Depois de 2016, a mobilidade urbana de Londrina passou a ter uma cara nova, graças aos aplicativos de transporte ou de carona compartilhada. Muito mais do que preencher lacunas do transporte público, abrangendo locais e horários em que o ônibus não chega, o sucesso dessa nova forma de se movimentar pela cidade se deu também pela possibilidade de ter conforto e rapidez a um preço acessível, sobretudo para quem não tem condições de ter um veículo particular.

Contudo, essa realidade sofreu grandes transformações, principalmente nos últimos dois anos, fazendo com que essa alternativa não seja mais a grande solução que se propôs a ser.
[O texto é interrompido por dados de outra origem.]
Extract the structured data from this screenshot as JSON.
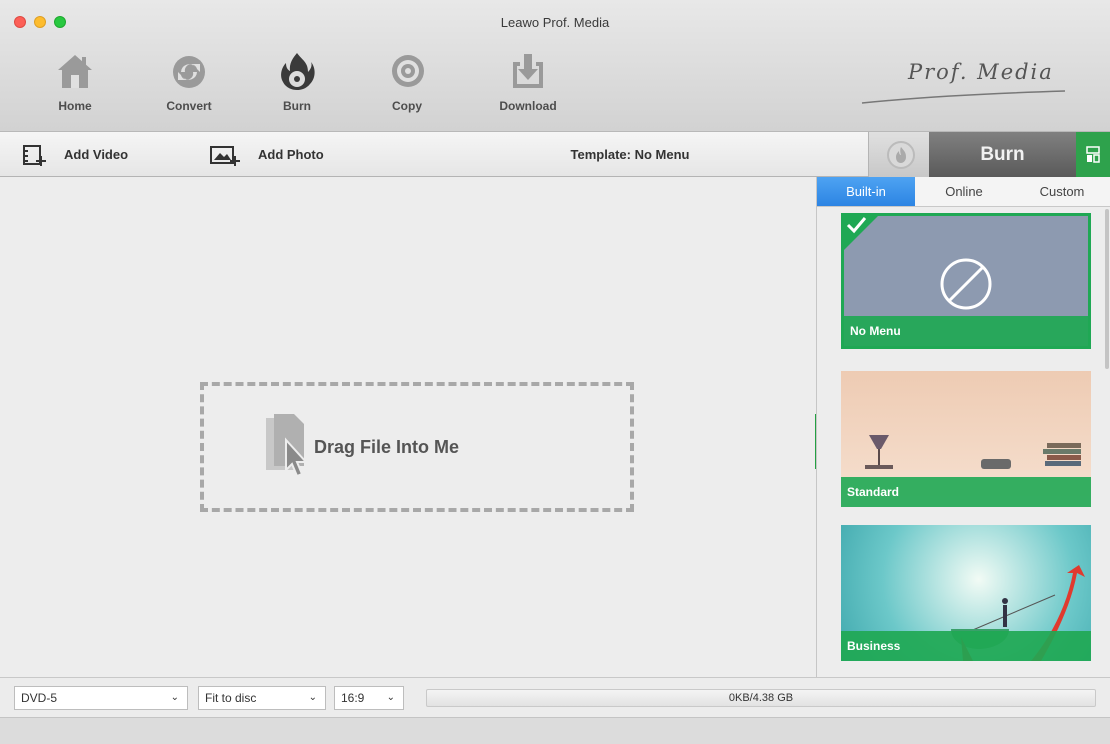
{
  "window": {
    "title": "Leawo Prof. Media"
  },
  "toolbar": {
    "items": [
      {
        "label": "Home",
        "icon": "home-icon"
      },
      {
        "label": "Convert",
        "icon": "convert-icon"
      },
      {
        "label": "Burn",
        "icon": "burn-icon"
      },
      {
        "label": "Copy",
        "icon": "copy-icon"
      },
      {
        "label": "Download",
        "icon": "download-icon"
      }
    ],
    "brand": "Prof. Media"
  },
  "subbar": {
    "add_video": "Add Video",
    "add_photo": "Add Photo",
    "template": "Template: No Menu",
    "burn_button": "Burn"
  },
  "main": {
    "drop_label": "Drag File Into Me"
  },
  "panel": {
    "tabs": [
      "Built-in",
      "Online",
      "Custom"
    ],
    "active_tab": "Built-in",
    "templates": [
      {
        "name": "No Menu",
        "selected": true
      },
      {
        "name": "Standard",
        "selected": false
      },
      {
        "name": "Business",
        "selected": false
      }
    ]
  },
  "bottom": {
    "disc_type": "DVD-5",
    "fit_mode": "Fit to disc",
    "aspect": "16:9",
    "capacity": "0KB/4.38 GB"
  },
  "colors": {
    "accent_green": "#1fa854",
    "tab_blue": "#2c84e3"
  }
}
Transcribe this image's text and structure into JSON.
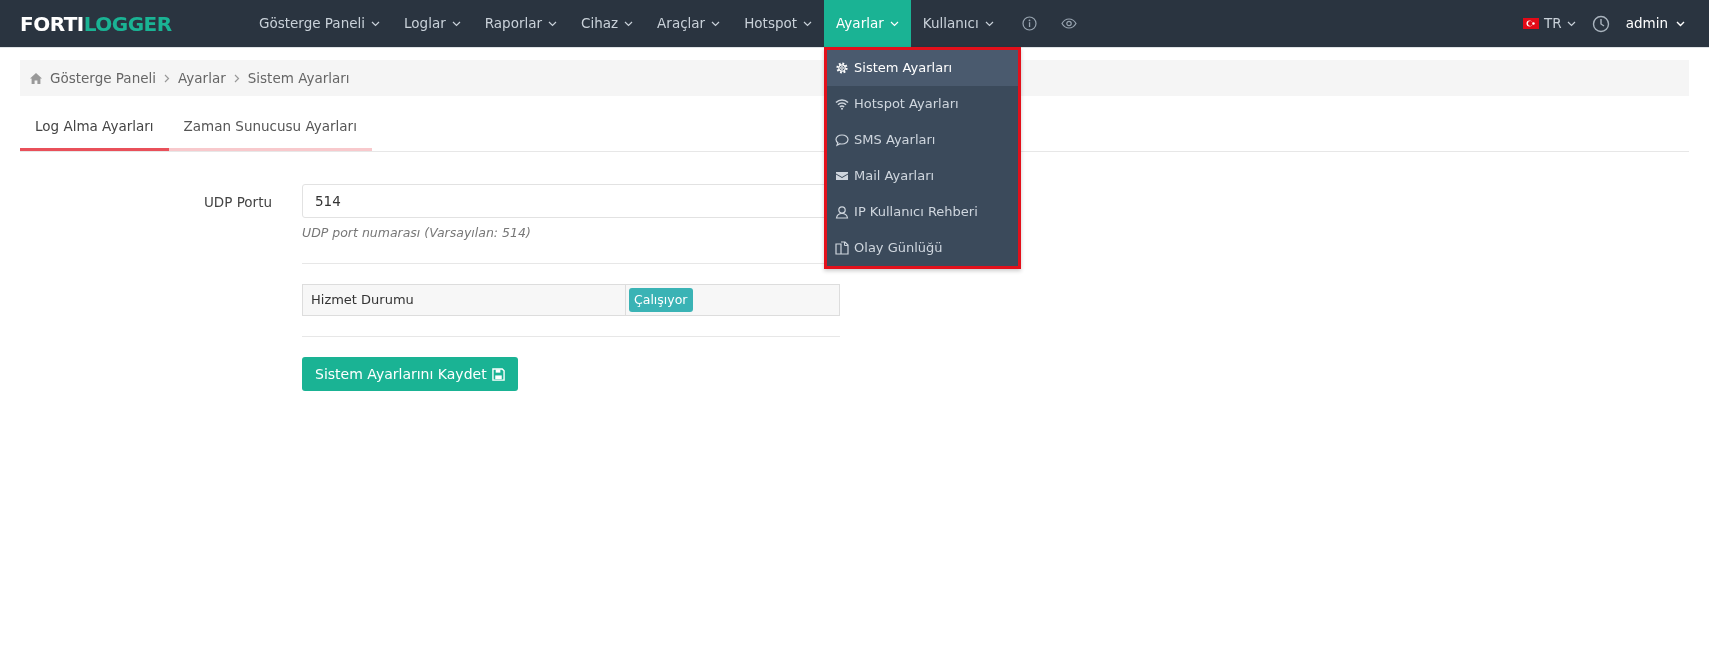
{
  "brand": {
    "part1": "FORTI",
    "part2": "LOGGER"
  },
  "nav": [
    {
      "label": "Gösterge Paneli",
      "selected": false
    },
    {
      "label": "Loglar",
      "selected": false
    },
    {
      "label": "Raporlar",
      "selected": false
    },
    {
      "label": "Cihaz",
      "selected": false
    },
    {
      "label": "Araçlar",
      "selected": false
    },
    {
      "label": "Hotspot",
      "selected": false
    },
    {
      "label": "Ayarlar",
      "selected": true
    },
    {
      "label": "Kullanıcı",
      "selected": false
    }
  ],
  "language": "TR",
  "user": "admin",
  "dropdown": [
    {
      "label": "Sistem Ayarları",
      "selected": true
    },
    {
      "label": "Hotspot Ayarları",
      "selected": false
    },
    {
      "label": "SMS Ayarları",
      "selected": false
    },
    {
      "label": "Mail Ayarları",
      "selected": false
    },
    {
      "label": "IP Kullanıcı Rehberi",
      "selected": false
    },
    {
      "label": "Olay Günlüğü",
      "selected": false
    }
  ],
  "breadcrumb": [
    "Gösterge Paneli",
    "Ayarlar",
    "Sistem Ayarları"
  ],
  "tabs": [
    {
      "label": "Log Alma Ayarları",
      "selected": true
    },
    {
      "label": "Zaman Sunucusu Ayarları",
      "selected": false
    }
  ],
  "form": {
    "label": "UDP Portu",
    "value": "514",
    "help": "UDP port numarası (Varsayılan: 514)"
  },
  "status": {
    "label": "Hizmet Durumu",
    "value": "Çalışıyor"
  },
  "save_button": "Sistem Ayarlarını Kaydet"
}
É, por exemplo, o que tem vivenciado a professora Giovanna da Costa Gregório, que saiu de Londrina em 2020 e voltou há poucos meses. Por morar no centro, ela estava acostumada a fazer várias tarefas a pé e usar o aplicativo de transporte apenas para ir ao trabalho. “Semana passada eu fiquei muito tempo, mas muito tempo mesmo esperando, o valor estava alto e o único motorista disponível não aceitava corrida”. Esse dia, segundo ela, foi o estopim para começar a buscar outras opções de transporte. Desde então, a professora tem adaptado sua agenda às linhas de ônibus disponíveis.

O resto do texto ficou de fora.